Background. The vast majority of currently discovered missense variants have unknown clinical significance. In this regard, the classification of such variants is an urgent problem of medical genetics, since the inability to establish the clinical significance of a variant complicates the diagnosis of inherited diseases, as well as the development or application of existing therapeutic strategies. In this work, a new bioinformatics tool AlphaMissense was used to assess the efficiency of variant classification in the TCF4 gene.

Aim: prediction of the pathogenic effect of all possible missense variants in the TCF4 gene using the AlphaMissense tool based on machine learning, and evaluation of the ability to classify variants by this tool using ROC analysis.

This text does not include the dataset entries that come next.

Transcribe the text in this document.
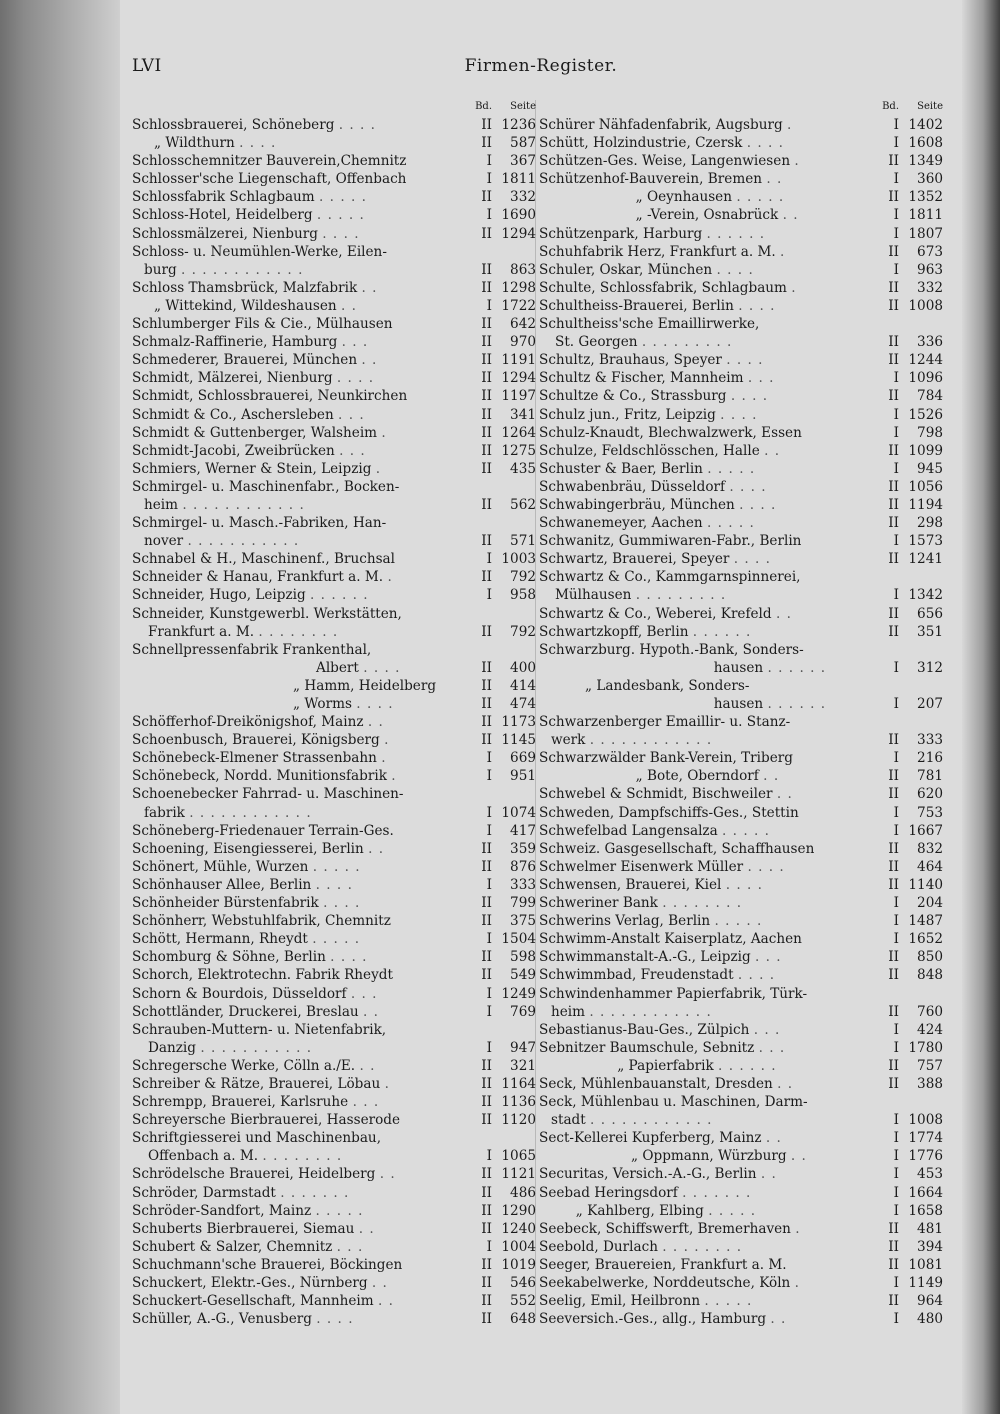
LVI	Firmen-Register.
Bd. Seite
Schlossbrauerei, Schöneberg . . . .	II 1236
„ Wildthurn . . . .	II	587
Schlosschemnitzer Bauverein,Chemnitz	I	367
Schlosser'sche Liegenschaft, Offenbach	I 1811
Schlossfabrik Schlagbaum . . . . .	II	332
Schloss-Hotel, Heidelberg . . . . .	I 1690
Schlossmälzerei, Nienburg . . . .	II 1294
Schloss- u. Neumühlen-Werke, Eilen-
burg . . . . . . . . . . . .	II	863
Schloss Thamsbrück, Malzfabrik . .	II 1298
„ Wittekind, Wildeshausen . .	I 1722
Schlumberger Fils & Cie., Mülhausen	II	642
Schmalz-Raffinerie, Hamburg . . .	II	970
Schmederer, Brauerei, München . .	II 1191
Schmidt, Mälzerei, Nienburg . . . .	II 1294
Schmidt, Schlossbrauerei, Neunkirchen	II 1197
Schmidt & Co., Aschersleben . . .	II	341
Schmidt & Guttenberger, Walsheim .	II 1264
Schmidt-Jacobi, Zweibrücken . . .	II 1275
Schmiers, Werner & Stein, Leipzig .	II	435
Schmirgel- u. Maschinenfabr., Bocken-
heim . . . . . . . . . . . .	II	562
Schmirgel- u. Masch.-Fabriken, Han-
nover . . . . . . . . . . .	II	571
Schnabel & H., Maschinenf., Bruchsal	I 1003
Schneider & Hanau, Frankfurt a. M. .	II	792
Schneider, Hugo, Leipzig . . . . . .	I	958
Schneider, Kunstgewerbl. Werkstätten,
Frankfurt a. M. . . . . . . . .	II	792
Schnellpressenfabrik Frankenthal,
Albert . . . .	II	400
„ Hamm, Heidelberg	II	414
„ Worms . . . .	II	474
Schöfferhof-Dreikönigshof, Mainz . .	II 1173
Schoenbusch, Brauerei, Königsberg .	II 1145
Schönebeck-Elmener Strassenbahn .	I	669
Schönebeck, Nordd. Munitionsfabrik .	I	951
Schoenebecker Fahrrad- u. Maschinen-
fabrik . . . . . . . . . . . .	I 1074
Schöneberg-Friedenauer Terrain-Ges.	I	417
Schoening, Eisengiesserei, Berlin . .	II	359
Schönert, Mühle, Wurzen . . . . .	II	876
Schönhauser Allee, Berlin . . . .	I	333
Schönheider Bürstenfabrik . . . .	II	799
Schönherr, Webstuhlfabrik, Chemnitz	II	375
Schött, Hermann, Rheydt . . . . .	I 1504
Schomburg & Söhne, Berlin . . . .	II	598
Schorch, Elektrotechn. Fabrik Rheydt	II	549
Schorn & Bourdois, Düsseldorf . . .	I 1249
Schottländer, Druckerei, Breslau . .	I	769
Schrauben-Muttern- u. Nietenfabrik,
Danzig . . . . . . . . . . .	I	947
Schregersche Werke, Cölln a./E. . .	II	321
Schreiber & Rätze, Brauerei, Löbau .	II 1164
Schrempp, Brauerei, Karlsruhe . . .	II 1136
Schreyersche Bierbrauerei, Hasserode	II 1120
Schriftgiesserei und Maschinenbau,
Offenbach a. M. . . . . . . . .	I 1065
Schrödelsche Brauerei, Heidelberg . .	II 1121
Schröder, Darmstadt . . . . . . .	II	486
Schröder-Sandfort, Mainz . . . . .	II 1290
Schuberts Bierbrauerei, Siemau . .	II 1240
Schubert & Salzer, Chemnitz . . .	I 1004
Schuchmann'sche Brauerei, Böckingen	II 1019
Schuckert, Elektr.-Ges., Nürnberg . .	II	546
Schuckert-Gesellschaft, Mannheim . .	II	552
Schüller, A.-G., Venusberg . . . .	II	648
Bd. Seite
Schürer Nähfadenfabrik, Augsburg .	I 1402
Schütt, Holzindustrie, Czersk . . . .	I 1608
Schützen-Ges. Weise, Langenwiesen .	II 1349
Schützenhof-Bauverein, Bremen . .	I	360
„ Oeynhausen . . . . .	II 1352
„ -Verein, Osnabrück . .	I 1811
Schützenpark, Harburg . . . . . .	I 1807
Schuhfabrik Herz, Frankfurt a. M. .	II	673
Schuler, Oskar, München . . . .	I	963
Schulte, Schlossfabrik, Schlagbaum .	II	332
Schultheiss-Brauerei, Berlin . . . .	II 1008
Schultheiss'sche Emaillirwerke,
St. Georgen . . . . . . . . .	II	336
Schultz, Brauhaus, Speyer . . . .	II 1244
Schultz & Fischer, Mannheim . . .	I 1096
Schultze & Co., Strassburg . . . .	II	784
Schulz jun., Fritz, Leipzig . . . .	I 1526
Schulz-Knaudt, Blechwalzwerk, Essen	I	798
Schulze, Feldschlösschen, Halle . .	II 1099
Schuster & Baer, Berlin . . . . .	I	945
Schwabenbräu, Düsseldorf . . . .	II 1056
Schwabingerbräu, München . . . .	II 1194
Schwanemeyer, Aachen . . . . .	II	298
Schwanitz, Gummiwaren-Fabr., Berlin	I 1573
Schwartz, Brauerei, Speyer . . . .	II 1241
Schwartz & Co., Kammgarnspinnerei,
Mülhausen . . . . . . . . .	I 1342
Schwartz & Co., Weberei, Krefeld . .	II	656
Schwartzkopff, Berlin . . . . . .	II	351
Schwarzburg. Hypoth.-Bank, Sonders-
hausen . . . . . .	I	312
„ Landesbank, Sonders-
hausen . . . . . .	I	207
Schwarzenberger Emaillir- u. Stanz-
werk . . . . . . . . . . . .	II	333
Schwarzwälder Bank-Verein, Triberg	I	216
„ Bote, Oberndorf . .	II	781
Schwebel & Schmidt, Bischweiler . .	II	620
Schweden, Dampfschiffs-Ges., Stettin	I	753
Schwefelbad Langensalza . . . . .	I 1667
Schweiz. Gasgesellschaft, Schaffhausen	II	832
Schwelmer Eisenwerk Müller . . . .	II	464
Schwensen, Brauerei, Kiel . . . .	II 1140
Schweriner Bank . . . . . . . .	I	204
Schwerins Verlag, Berlin . . . . .	I 1487
Schwimm-Anstalt Kaiserplatz, Aachen	I 1652
Schwimmanstalt-A.-G., Leipzig . . .	II	850
Schwimmbad, Freudenstadt . . . .	II	848
Schwindenhammer Papierfabrik, Türk-
heim . . . . . . . . . . . .	II	760
Sebastianus-Bau-Ges., Zülpich . . .	I	424
Sebnitzer Baumschule, Sebnitz . . .	I 1780
„ Papierfabrik . . . . . .	II	757
Seck, Mühlenbauanstalt, Dresden . .	II	388
Seck, Mühlenbau u. Maschinen, Darm-
stadt . . . . . . . . . . . .	I 1008
Sect-Kellerei Kupferberg, Mainz . .	I 1774
„ Oppmann, Würzburg . .	I 1776
Securitas, Versich.-A.-G., Berlin . .	I	453
Seebad Heringsdorf . . . . . . .	I 1664
„ Kahlberg, Elbing . . . . .	I 1658
Seebeck, Schiffswerft, Bremerhaven .	II	481
Seebold, Durlach . . . . . . . .	II	394
Seeger, Brauereien, Frankfurt a. M.	II 1081
Seekabelwerke, Norddeutsche, Köln .	I 1149
Seelig, Emil, Heilbronn . . . . .	II	964
Seeversich.-Ges., allg., Hamburg . .	I	480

Methods. The following were used to create and analyse the data discussed in this paper: Google Colab development environment, Python v3.10 programming language, Biopython library for working with biological sequences, scikit-learn library for ROC analysis. The TCF4 gene sequence contained in the NCBI database was used as a reference. 1241319 single nucleotide polymorphism (SNP) variants were generated, among which 6906 variants are in the coding sequence, of which 3747 were identified as missense variants. Annotation of the obtained data was performed according to ClinVar and AlphaMissense databases using the OpenCRAVAT tool. Of all the detected missense variants, 979 variants were scored by AlphaMissense, of which only 101 variants were reported in the ClinVar database.

Results. When comparing sensitivity (Se), specificity (Sp), ROC curve plots and area under the curve (AUC) values, there is a clear difference in the evaluation of SNP classification as likely pathogenic (AUC = 0.81, Se = 0.68, Sp = 0.78). It can be used as an additional criterion in screening of candidate variants for Pitt-Hopkins syndrome. In contrast, classifying variants as likely benign or ambiguous lacks sensitivity and specificity, and their AUC scores characterise them as models of medium quality. Therefore, the variants included in these groups require further reassessment by other tools.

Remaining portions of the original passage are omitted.